Documentation ¶
Overview ¶
Package diff implements an algorithm for producing edit-scripts. The edit-script is a sequence of operations needed to transform one list of symbols into another (or vice-versa). The edits allowed are insertions, deletions, and modifications. The summation of all edits is called the Levenshtein distance as this problem is well-known in computer science.
This package prioritizes performance over accuracy. That is, the run time is more important than obtaining a minimal Levenshtein distance.
Index ¶
Constants ¶
This section is empty.
Variables ¶
This section is empty.
Functions ¶
This section is empty.
Types ¶
type EditScript ¶
type EditScript []EditType
EditScript represents the series of differences between two lists.
func Difference ¶
func Difference(nx, ny int, f EqualFunc) (eq bool, es EditScript)

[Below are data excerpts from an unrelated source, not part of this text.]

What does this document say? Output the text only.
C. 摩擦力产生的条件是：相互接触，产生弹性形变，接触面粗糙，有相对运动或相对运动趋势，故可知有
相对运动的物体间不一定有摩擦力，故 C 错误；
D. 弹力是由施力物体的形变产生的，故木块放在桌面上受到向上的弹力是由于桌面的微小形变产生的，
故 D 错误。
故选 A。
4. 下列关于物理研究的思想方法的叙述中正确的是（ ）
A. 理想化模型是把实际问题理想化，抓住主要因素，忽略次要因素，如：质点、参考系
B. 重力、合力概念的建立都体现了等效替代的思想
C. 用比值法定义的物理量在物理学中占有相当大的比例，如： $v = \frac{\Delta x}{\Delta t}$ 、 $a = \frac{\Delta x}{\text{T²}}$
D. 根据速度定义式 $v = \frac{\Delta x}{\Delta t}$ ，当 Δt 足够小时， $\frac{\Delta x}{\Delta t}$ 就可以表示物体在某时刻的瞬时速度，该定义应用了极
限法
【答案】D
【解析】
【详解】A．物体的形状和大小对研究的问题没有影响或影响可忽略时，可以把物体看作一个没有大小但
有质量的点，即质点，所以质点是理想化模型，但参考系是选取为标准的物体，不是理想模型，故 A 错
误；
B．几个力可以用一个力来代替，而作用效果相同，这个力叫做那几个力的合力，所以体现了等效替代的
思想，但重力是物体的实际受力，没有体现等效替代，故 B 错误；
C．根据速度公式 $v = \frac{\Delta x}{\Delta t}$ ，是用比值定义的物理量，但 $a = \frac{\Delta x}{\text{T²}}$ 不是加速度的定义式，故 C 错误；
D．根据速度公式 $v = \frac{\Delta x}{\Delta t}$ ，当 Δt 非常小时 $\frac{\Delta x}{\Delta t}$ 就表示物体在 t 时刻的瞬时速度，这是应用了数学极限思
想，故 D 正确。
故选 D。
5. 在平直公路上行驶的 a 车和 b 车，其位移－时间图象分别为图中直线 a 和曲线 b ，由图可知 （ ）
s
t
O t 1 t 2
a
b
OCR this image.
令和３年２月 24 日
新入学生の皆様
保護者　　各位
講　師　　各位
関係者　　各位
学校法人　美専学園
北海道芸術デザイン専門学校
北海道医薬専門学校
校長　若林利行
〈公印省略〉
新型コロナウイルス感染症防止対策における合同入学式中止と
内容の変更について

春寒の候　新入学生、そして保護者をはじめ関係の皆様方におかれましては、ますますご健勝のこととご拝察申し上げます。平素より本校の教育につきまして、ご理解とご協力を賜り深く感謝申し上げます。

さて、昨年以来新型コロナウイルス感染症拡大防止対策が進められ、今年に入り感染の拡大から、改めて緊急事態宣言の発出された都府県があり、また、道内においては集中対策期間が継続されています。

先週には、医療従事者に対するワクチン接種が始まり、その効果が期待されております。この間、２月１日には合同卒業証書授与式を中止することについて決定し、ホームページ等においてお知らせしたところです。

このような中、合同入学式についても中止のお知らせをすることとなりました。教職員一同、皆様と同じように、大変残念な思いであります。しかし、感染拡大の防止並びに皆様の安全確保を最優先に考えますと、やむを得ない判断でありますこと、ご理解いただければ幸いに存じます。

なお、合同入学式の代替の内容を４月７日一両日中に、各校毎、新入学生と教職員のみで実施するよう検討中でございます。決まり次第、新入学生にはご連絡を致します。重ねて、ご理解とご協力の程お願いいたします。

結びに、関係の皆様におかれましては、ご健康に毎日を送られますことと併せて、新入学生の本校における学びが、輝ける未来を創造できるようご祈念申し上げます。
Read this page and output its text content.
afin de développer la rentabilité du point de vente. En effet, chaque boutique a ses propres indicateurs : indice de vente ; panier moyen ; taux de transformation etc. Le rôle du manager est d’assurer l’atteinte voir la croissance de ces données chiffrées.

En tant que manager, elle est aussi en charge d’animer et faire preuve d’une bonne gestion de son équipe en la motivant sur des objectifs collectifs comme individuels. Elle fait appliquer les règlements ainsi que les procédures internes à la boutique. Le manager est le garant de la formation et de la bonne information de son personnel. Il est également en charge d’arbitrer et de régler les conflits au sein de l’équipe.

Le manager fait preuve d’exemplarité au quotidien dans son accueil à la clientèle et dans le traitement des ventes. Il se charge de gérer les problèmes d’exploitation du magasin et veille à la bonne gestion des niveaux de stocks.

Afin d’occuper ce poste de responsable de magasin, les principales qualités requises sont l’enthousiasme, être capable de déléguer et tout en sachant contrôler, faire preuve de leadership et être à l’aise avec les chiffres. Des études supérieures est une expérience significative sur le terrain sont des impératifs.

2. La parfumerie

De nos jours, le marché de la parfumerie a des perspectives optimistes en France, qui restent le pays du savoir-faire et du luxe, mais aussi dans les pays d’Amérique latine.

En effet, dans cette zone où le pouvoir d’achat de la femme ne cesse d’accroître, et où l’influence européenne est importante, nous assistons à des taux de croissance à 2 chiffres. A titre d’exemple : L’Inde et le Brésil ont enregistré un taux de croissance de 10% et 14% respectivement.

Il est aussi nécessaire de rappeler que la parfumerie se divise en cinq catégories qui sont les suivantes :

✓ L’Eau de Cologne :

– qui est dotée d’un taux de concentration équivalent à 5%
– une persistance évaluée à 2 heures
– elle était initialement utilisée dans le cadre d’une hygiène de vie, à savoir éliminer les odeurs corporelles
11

Difference reports whether two lists of lengths nx and ny are equal given the definition of equality provided as f.
This function may return a edit-script, which is a sequence of operations needed to convert one list into the other. If non-nil, the following invariants for the edit-script are maintained:
- eq == (es.Dist()==0)
- nx == es.LenX()
- ny == es.LenY()
This algorithm is not guaranteed to be an optimal solution (i.e., one that produces an edit-script with a minimal Levenshtein distance). This algorithm favors performance over optimality. The exact output is not guaranteed to be stable and may change over time.
func (EditScript) Dist ¶
func (es EditScript) Dist() int
Dist is the Levenshtein distance and is guaranteed to be 0 if and only if lists X and Y are equal.
func (EditScript) String ¶
func (es EditScript) String() string
String returns a human-readable string representing the edit-script where Identity, UniqueX, UniqueY, and Modified are represented by the '.', 'X', 'Y', and 'M' characters, respectively.
type EditType ¶
type EditType uint8
EditType represents a single operation within an edit-script.
const ( // Identity indicates that a symbol pair is identical in both list X and Y. Identity EditType = iota // UniqueX indicates that a symbol only exists in X and not Y. UniqueX // UniqueY indicates that a symbol only exists in Y and not X. UniqueY // Modified indicates that a symbol pair is a modification of each other. Modified )
type EqualFunc ¶
EqualFunc reports whether the symbols at indexes ix and iy are equal. When called by Difference, the index is guaranteed to be within nx and ny.
type Result ¶
type Result struct{ NSame, NDiff int }
Result is the result of comparison. NSame is the number of sub-elements that are equal. NDiff is the number of sub-elements that are not equal.
func (Result) Equal ¶
Equal indicates whether the symbols are equal. Two symbols are equal if and only if NDiff == 0. If Equal, then they are also Similar.
func (Result) Similar ¶
Similar indicates whether two symbols are similar and may be represented by using the Modified type. As a special case, we consider binary comparisons (i.e., those that return Result{1, 0} or Result{0, 1}) to be similar.
The exact ratio of NSame to NDiff to determine similarity may change.